O motorista daquele turno, é claro, atendia à solicitação e a idosa subia. Como qualquer passageira, vinha sentada e tranquila até a esquina da Rua Benfica com a Estrada dos Remédios, justamente onde começa a Avenida Visconde de Albuquerque, no bairro da Madalena. E neste local a velhinha simplesmente sumia do ônibus, sem, aparentemente, descer em nenhuma parada.

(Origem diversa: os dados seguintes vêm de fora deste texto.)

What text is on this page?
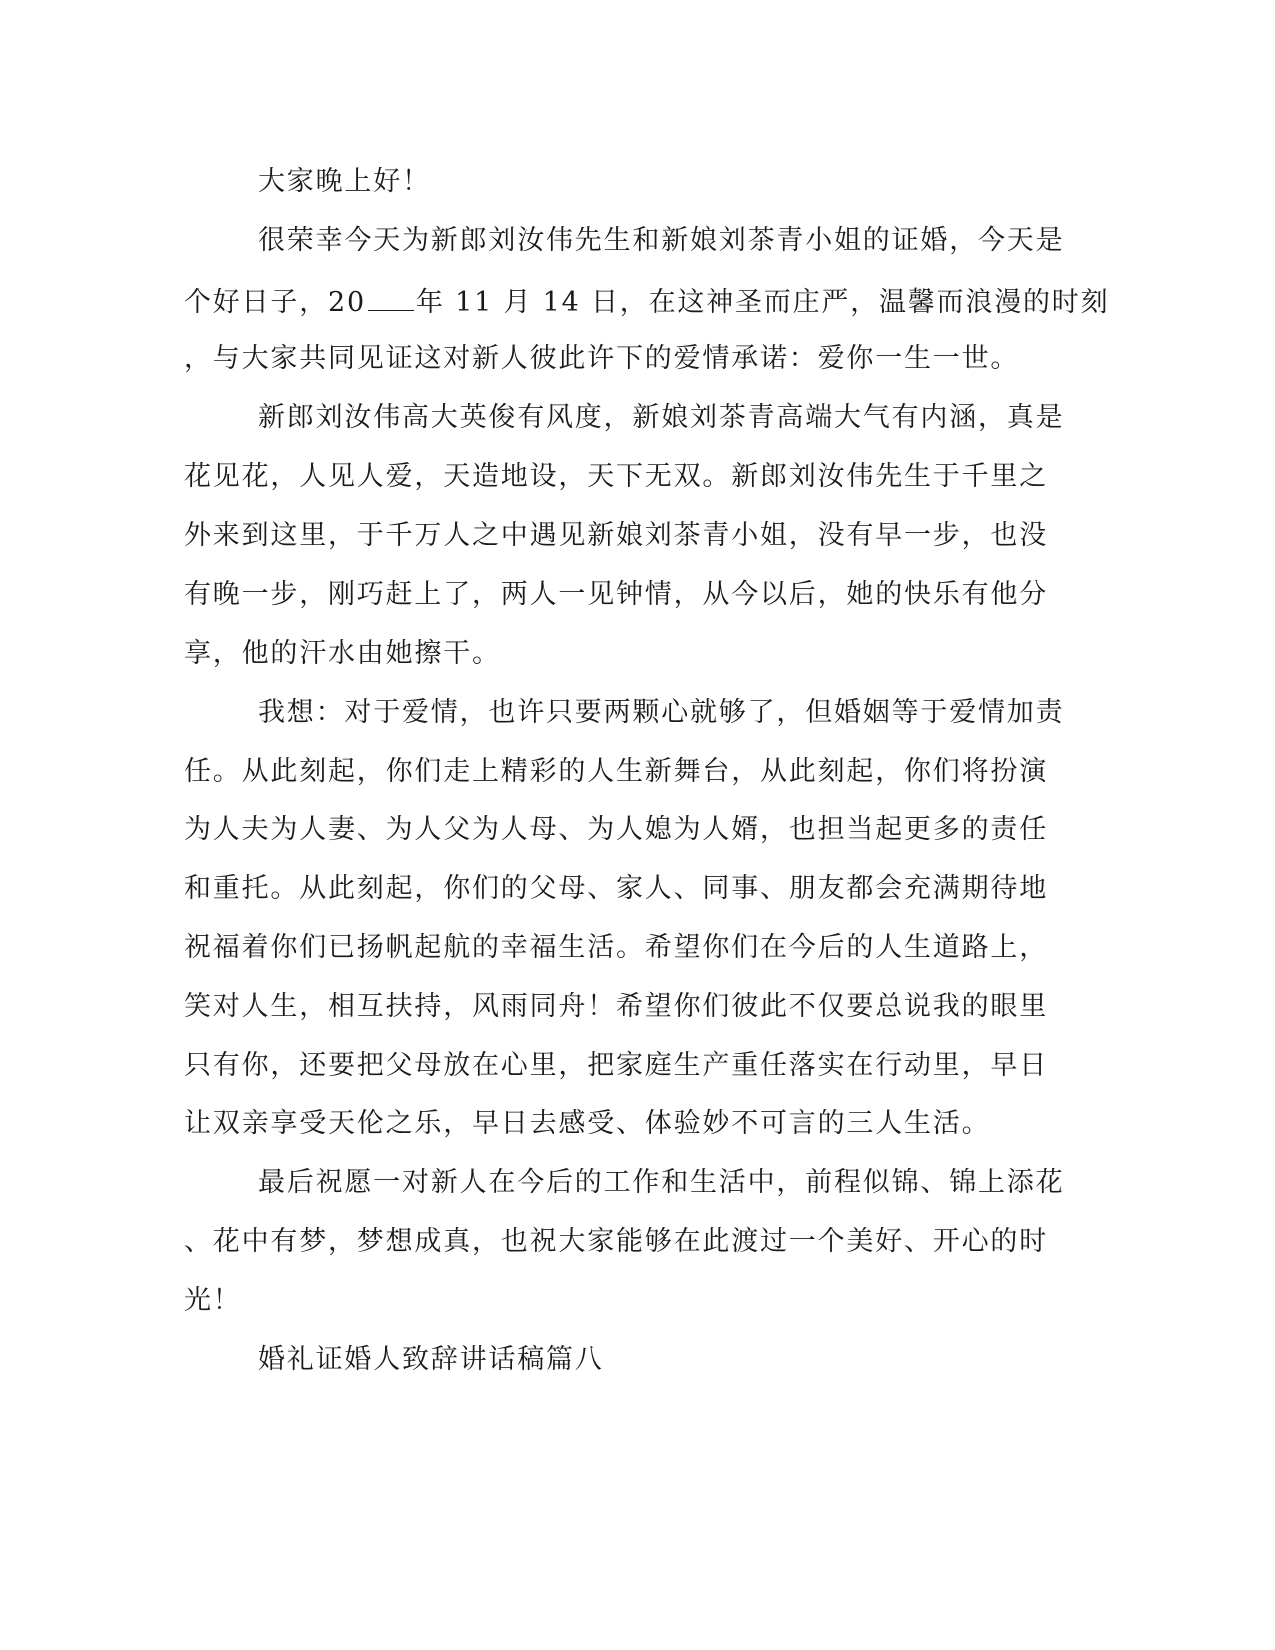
大家晚上好！
很荣幸今天为新郎刘汝伟先生和新娘刘茶青小姐的证婚，今天是
个好日子，20 年 11 月 14 日，在这神圣而庄严，温馨而浪漫的时刻
，与大家共同见证这对新人彼此许下的爱情承诺：爱你一生一世。
新郎刘汝伟高大英俊有风度，新娘刘茶青高端大气有内涵，真是
花见花，人见人爱，天造地设，天下无双。新郎刘汝伟先生于千里之
外来到这里，于千万人之中遇见新娘刘茶青小姐，没有早一步，也没
有晚一步，刚巧赶上了，两人一见钟情，从今以后，她的快乐有他分
享，他的汗水由她擦干。
我想：对于爱情，也许只要两颗心就够了，但婚姻等于爱情加责
任。从此刻起，你们走上精彩的人生新舞台，从此刻起，你们将扮演
为人夫为人妻、为人父为人母、为人媳为人婿，也担当起更多的责任
和重托。从此刻起，你们的父母、家人、同事、朋友都会充满期待地
祝福着你们已扬帆起航的幸福生活。希望你们在今后的人生道路上，
笑对人生，相互扶持，风雨同舟！希望你们彼此不仅要总说我的眼里
只有你，还要把父母放在心里，把家庭生产重任落实在行动里，早日
让双亲享受天伦之乐，早日去感受、体验妙不可言的三人生活。
最后祝愿一对新人在今后的工作和生活中，前程似锦、锦上添花
、花中有梦，梦想成真，也祝大家能够在此渡过一个美好、开心的时
光！
婚礼证婚人致辞讲话稿篇八
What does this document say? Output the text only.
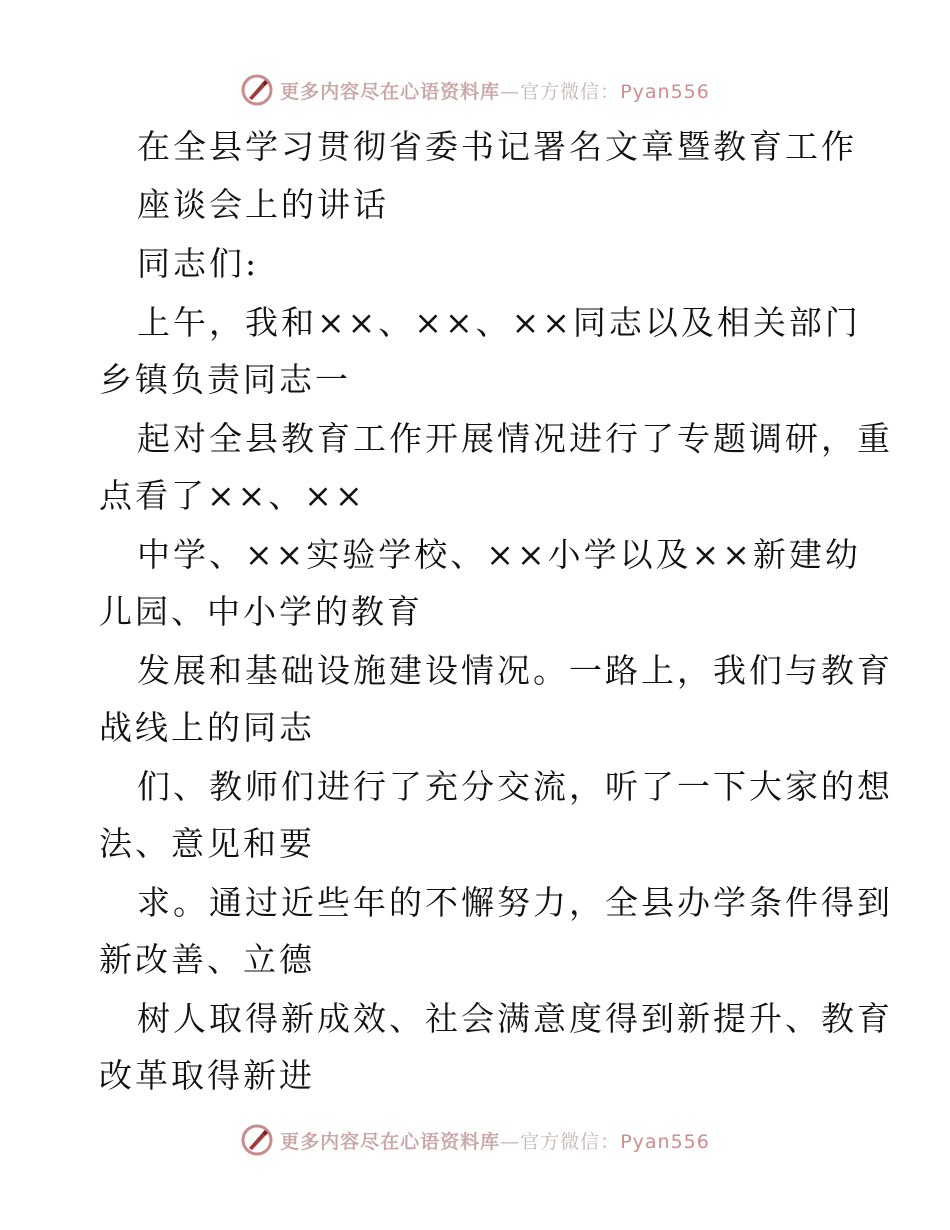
更多内容尽在心语资料库—官方微信：Pyan556
在全县学习贯彻省委书记署名文章暨教育工作
座谈会上的讲话
同志们:
上午，我和××、××、××同志以及相关部门
乡镇负责同志一
起对全县教育工作开展情况进行了专题调研，重
点看了××、××
中学、××实验学校、××小学以及××新建幼
儿园、中小学的教育
发展和基础设施建设情况。一路上，我们与教育
战线上的同志
们、教师们进行了充分交流，听了一下大家的想
法、意见和要
求。通过近些年的不懈努力，全县办学条件得到
新改善、立德
树人取得新成效、社会满意度得到新提升、教育
改革取得新进
更多内容尽在心语资料库—官方微信：Pyan556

Motoristas e cobradores estranharam o fato de ninguém nunca ver aquela passageira tão conhecida desembarcar. Resolveram ficar de olho nela. E, numa das viagens, a tripulação do ônibus viu a estranha senhora desaparecer no ar. Assim, feito fumaça! Depois daquele susto, a velha continuou a acenar com a sombrinha todas as noites, na mesma parada da Caxangá. Só que os motoristas nunca mais atenderam ao apelo da idosa sinistra. Quando a enxergavam, apenas se benziam e pisavam fundo no acelerador. Se a velha desistiu de assombrar ônibus, não se sabe. Atualmente pode até ser mais fácil ela comprar um cartão do BRT e esperar pacientemente numa das estações com paredes de vidro.

Mas se sabe que a danada tem outra maneira de atormentar os viventes. Quem se arrisca a andar a pé durante, à noite, nas calçadas da Avenida Caxangá também pode ter um encontro com a aparição. Dizem que, até hoje, ela aborda os passantes, principalmente em frente à igreja de São Sebastião. Prefere os rapazes que voltam tarde para casa depois do trabalho ou da faculdade. Pede para que eles a ajudem a carregar uma pesada sacola de listras coloridas, dessas usadas para levar as compras feitas em feiras livres. Quem com boa educação não faria uma gentileza dessas?

Mas, depois de alguns passos, a mulher evapora na escuridão. Basta o bem intencionado se distrair. A vítima da idosa espectral fica com a sacola nas mãos e, geralmente, resolve abri-la, curioso para saber o que faz tanto volume. Descobre que nela estão ossos humanos, uma caveira, velas e, às vezes, uma mortalha: a roupa que antigamente era vestida nos defuntos quando iam ser enterrados. Cruz credo!